In April of 2009, just 22% of Americans age 50 and over were using social networking tools such as Facebook. (Source: Pew Research Center's Internet and American Life Project) But by May of this year, 42% of Americans 50 and older were posting status updates or sending tweets. A near-majority — 47% — of people 50 to 64 are now using social networks.
More specifically, the Pew report found that 13% of Americans 65 and older now log in to a social network on a typical day, compared with 4% in 2009.
What does this translate to for marketers? An unprecedented opportunity to reach the 50+ target market in a captive location. While young adults are using the venue more intensely, the level of growth of adoption towards social media in the baby boomer plus age group is truly unparalleled.
While it is true this group still relies heavily on email for contacting family, friends and colleagues, social media is fast becoming part of their daily communication network- probably as a result of it's speed and convenience, not to mention its obviously widespread use.
There is no irony that Facebook was started as a way for college kids to network, but that it may end up being the venue that closes the gap between generations, as the dicey question of whether to "friend" Mom and Dad becomes an increasingly universal dilemma, even for middle-aged people.
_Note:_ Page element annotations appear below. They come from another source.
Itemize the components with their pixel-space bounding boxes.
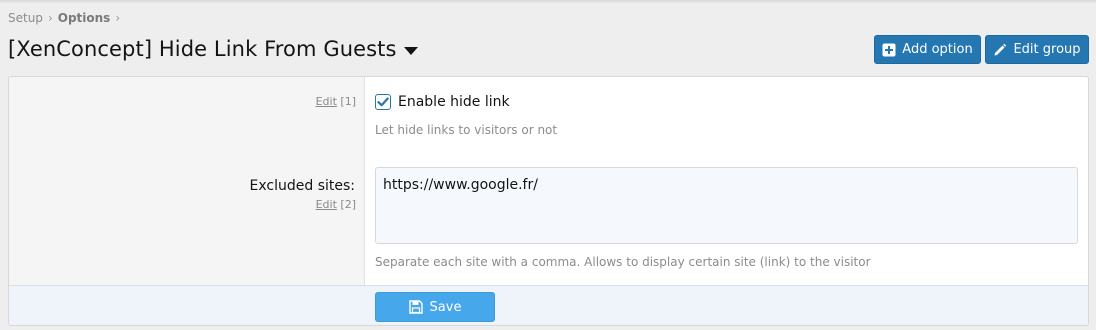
edit-group-button[interactable]: Edit group xyxy=(985,35,1089,64)
option-order-2: [2] xyxy=(340,198,356,211)
caret-down-icon[interactable] xyxy=(403,46,418,55)
chevron-right-icon: › xyxy=(115,11,121,25)
excluded-sites-label: Excluded sites: xyxy=(249,178,355,194)
checkbox-checked-icon[interactable] xyxy=(375,94,391,110)
hint-text: Let hide links to visitors or not xyxy=(375,123,558,137)
add-option-button[interactable]: Add option xyxy=(874,35,981,64)
title-row: [XenConcept] Hide Link From Guests xyxy=(8,37,418,61)
form-footer: Save xyxy=(9,285,1088,325)
option-meta-1: Edit [1] xyxy=(316,95,356,108)
edit-option-link-2[interactable]: Edit xyxy=(316,198,337,211)
excluded-sites-textarea[interactable] xyxy=(375,167,1078,244)
top-shade xyxy=(0,0,1096,4)
edit-group-label: Edit group xyxy=(1013,42,1081,57)
edit-option-link-1[interactable]: Edit xyxy=(316,95,337,108)
hint-text: Separate each site with a comma. Allows … xyxy=(375,255,871,269)
breadcrumb-setup[interactable]: Setup xyxy=(8,11,43,25)
chevron-right-icon: › xyxy=(47,11,53,25)
checkbox-label: Enable hide link xyxy=(398,94,510,110)
label-column: Edit [1] Excluded sites: Edit [2] xyxy=(9,77,365,285)
save-icon xyxy=(408,300,423,314)
plus-square-icon xyxy=(882,43,896,57)
options-panel: Edit [1] Excluded sites: Edit [2] Enable… xyxy=(8,76,1089,326)
save-label: Save xyxy=(429,299,462,315)
enable-hide-link-checkbox[interactable]: Enable hide link xyxy=(375,94,510,110)
page-title: [XenConcept] Hide Link From Guests xyxy=(8,37,397,61)
add-option-label: Add option xyxy=(902,42,973,57)
pencil-icon xyxy=(993,43,1007,57)
option-meta-2: Edit [2] xyxy=(316,198,356,211)
breadcrumb: Setup › Options › xyxy=(8,11,125,25)
option-order-1: [1] xyxy=(340,95,356,108)
breadcrumb-options[interactable]: Options xyxy=(58,11,111,25)
save-button[interactable]: Save xyxy=(375,292,495,322)
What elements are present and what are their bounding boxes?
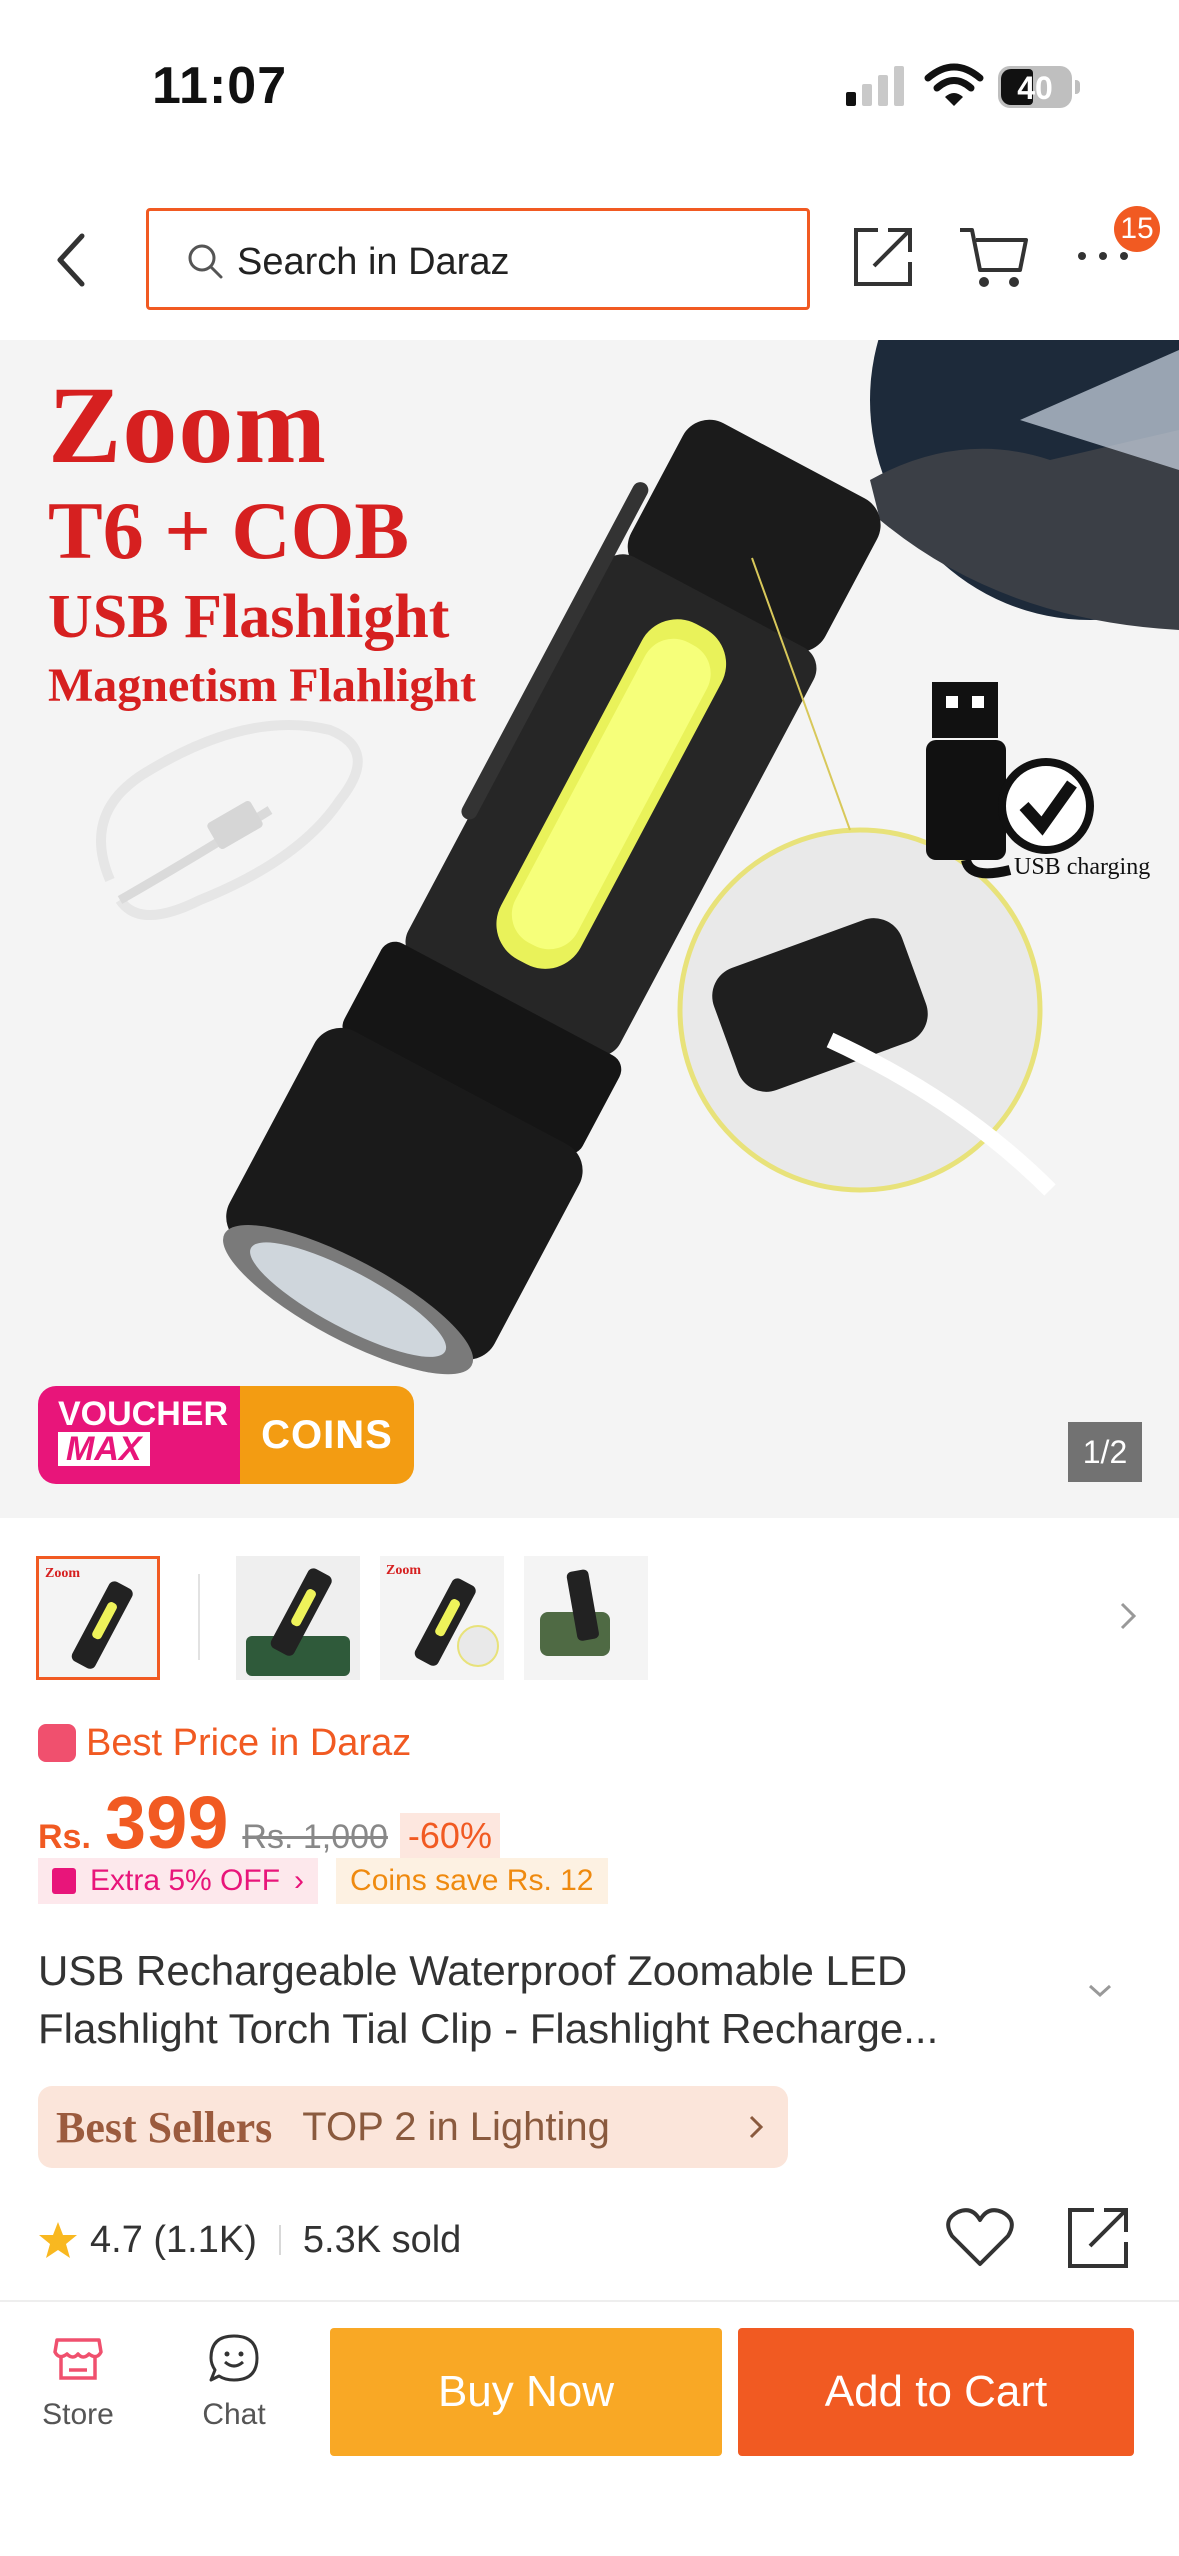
chevron-right-icon: › bbox=[294, 1864, 305, 1897]
promo-chips: Extra 5% OFF › Coins save Rs. 12 bbox=[38, 1858, 608, 1904]
signal-icon bbox=[846, 66, 904, 106]
cart-icon[interactable] bbox=[958, 226, 1030, 290]
thumbnail-strip: Zoom Zoom bbox=[0, 1552, 1179, 1682]
svg-text:Zoom: Zoom bbox=[386, 1563, 421, 1578]
original-price: Rs. 1,000 bbox=[242, 1818, 388, 1856]
chat-tab[interactable]: Chat bbox=[164, 2332, 304, 2432]
current-price: 399 bbox=[104, 1781, 229, 1864]
voucher-text: VOUCHER bbox=[58, 1395, 229, 1433]
product-title-line-1: USB Rechargeable Waterproof Zoomable LED bbox=[38, 1947, 908, 1994]
extra-off-label: Extra 5% OFF bbox=[90, 1864, 281, 1897]
heart-icon[interactable] bbox=[944, 2206, 1016, 2270]
chevron-right-icon bbox=[749, 2115, 764, 2139]
buy-now-button[interactable]: Buy Now bbox=[330, 2328, 722, 2456]
status-time: 11:07 bbox=[152, 57, 288, 115]
star-icon bbox=[39, 2222, 77, 2258]
cart-count-badge: 15 bbox=[1114, 206, 1160, 252]
best-sellers-label: Best Sellers bbox=[56, 2102, 273, 2152]
product-title-line-2: Flashlight Torch Tial Clip - Flashlight … bbox=[38, 2005, 939, 2052]
voucher-icon bbox=[52, 1868, 76, 1894]
chevron-down-icon[interactable] bbox=[1084, 1978, 1116, 2002]
usb-charging-label: USB charging bbox=[1014, 854, 1151, 880]
voucher-max-text: MAX bbox=[58, 1432, 150, 1466]
coins-label: COINS bbox=[240, 1386, 414, 1484]
ranking-label: TOP 2 in Lighting bbox=[302, 2104, 610, 2149]
rating-value: 4.7 (1.1K) bbox=[90, 2218, 257, 2261]
promo-line-1: Zoom bbox=[48, 364, 327, 486]
store-label: Store bbox=[42, 2398, 114, 2431]
voucher-coins-badge: VOUCHER MAX COINS bbox=[38, 1386, 414, 1484]
more-icon[interactable] bbox=[1076, 246, 1130, 266]
store-tab[interactable]: Store bbox=[8, 2332, 148, 2432]
share-icon[interactable] bbox=[850, 224, 916, 290]
battery-icon: 40 bbox=[998, 66, 1080, 108]
discount-badge: -60% bbox=[399, 1813, 500, 1859]
chat-icon bbox=[209, 2334, 259, 2382]
best-sellers-banner[interactable]: Best Sellers TOP 2 in Lighting bbox=[38, 2086, 788, 2168]
search-icon bbox=[188, 244, 223, 279]
thumbnail-1[interactable]: Zoom bbox=[36, 1556, 160, 1680]
top-nav: Search in Daraz 15 bbox=[0, 200, 1179, 340]
image-counter: 1/2 bbox=[1068, 1422, 1142, 1482]
sold-count: 5.3K sold bbox=[302, 2218, 462, 2261]
search-placeholder: Search in Daraz bbox=[237, 241, 510, 283]
promo-line-2: T6 + COB bbox=[48, 485, 410, 576]
battery-level: 40 bbox=[1017, 70, 1053, 106]
trend-down-icon bbox=[38, 1724, 76, 1762]
promo-line-3: USB Flashlight bbox=[48, 583, 450, 651]
coins-save-chip: Coins save Rs. 12 bbox=[336, 1858, 608, 1904]
extra-off-chip[interactable]: Extra 5% OFF › bbox=[38, 1858, 319, 1904]
back-arrow-icon[interactable] bbox=[44, 228, 104, 292]
store-icon bbox=[53, 2338, 103, 2380]
best-price-tag: Best Price in Daraz bbox=[38, 1718, 411, 1768]
promo-title: Zoom T6 + COB USB Flashlight Magnetism F… bbox=[48, 370, 476, 710]
rating-row[interactable]: 4.7 (1.1K) 5.3K sold bbox=[38, 2210, 461, 2270]
wifi-icon bbox=[924, 63, 984, 106]
bottom-action-bar: Store Chat Buy Now Add to Cart bbox=[0, 2300, 1179, 2556]
divider bbox=[278, 2225, 281, 2255]
svg-text:Zoom: Zoom bbox=[45, 1566, 80, 1581]
currency: Rs. bbox=[38, 1818, 91, 1856]
search-input[interactable]: Search in Daraz bbox=[146, 208, 810, 310]
chevron-right-icon[interactable] bbox=[1116, 1598, 1140, 1634]
price-row: Rs. 399 Rs. 1,000 -60% bbox=[38, 1780, 500, 1864]
thumbnail-3[interactable]: Zoom bbox=[380, 1556, 504, 1680]
chat-label: Chat bbox=[202, 2398, 266, 2431]
promo-line-4: Magnetism Flahlight bbox=[48, 659, 476, 712]
best-price-label: Best Price in Daraz bbox=[86, 1721, 412, 1764]
thumbnail-divider bbox=[198, 1574, 200, 1660]
voucher-max-label: VOUCHER MAX bbox=[38, 1386, 240, 1484]
thumbnail-4[interactable] bbox=[524, 1556, 648, 1680]
status-bar: 11:07 40 bbox=[0, 0, 1179, 170]
product-image-carousel[interactable]: Zoom T6 + COB USB Flashlight Magnetism F… bbox=[0, 340, 1179, 1518]
add-to-cart-button[interactable]: Add to Cart bbox=[738, 2328, 1134, 2456]
product-title[interactable]: USB Rechargeable Waterproof Zoomable LED… bbox=[38, 1942, 1068, 2058]
share-icon[interactable] bbox=[1064, 2204, 1132, 2272]
thumbnail-2[interactable] bbox=[236, 1556, 360, 1680]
When you think of it, how many other places are there in the world - either on or offline- where kids, teens, mid-generation members, grandparents, neighbors, teachers, friends and colleagues can regularly intersect and communicate?
NOTE: Pew's findings come from a nationwide survey of 2,252 American adults who were interviewed on land phone lines and cellphones. The margin of error for the total sample is plus or minus 2.4 percentage points.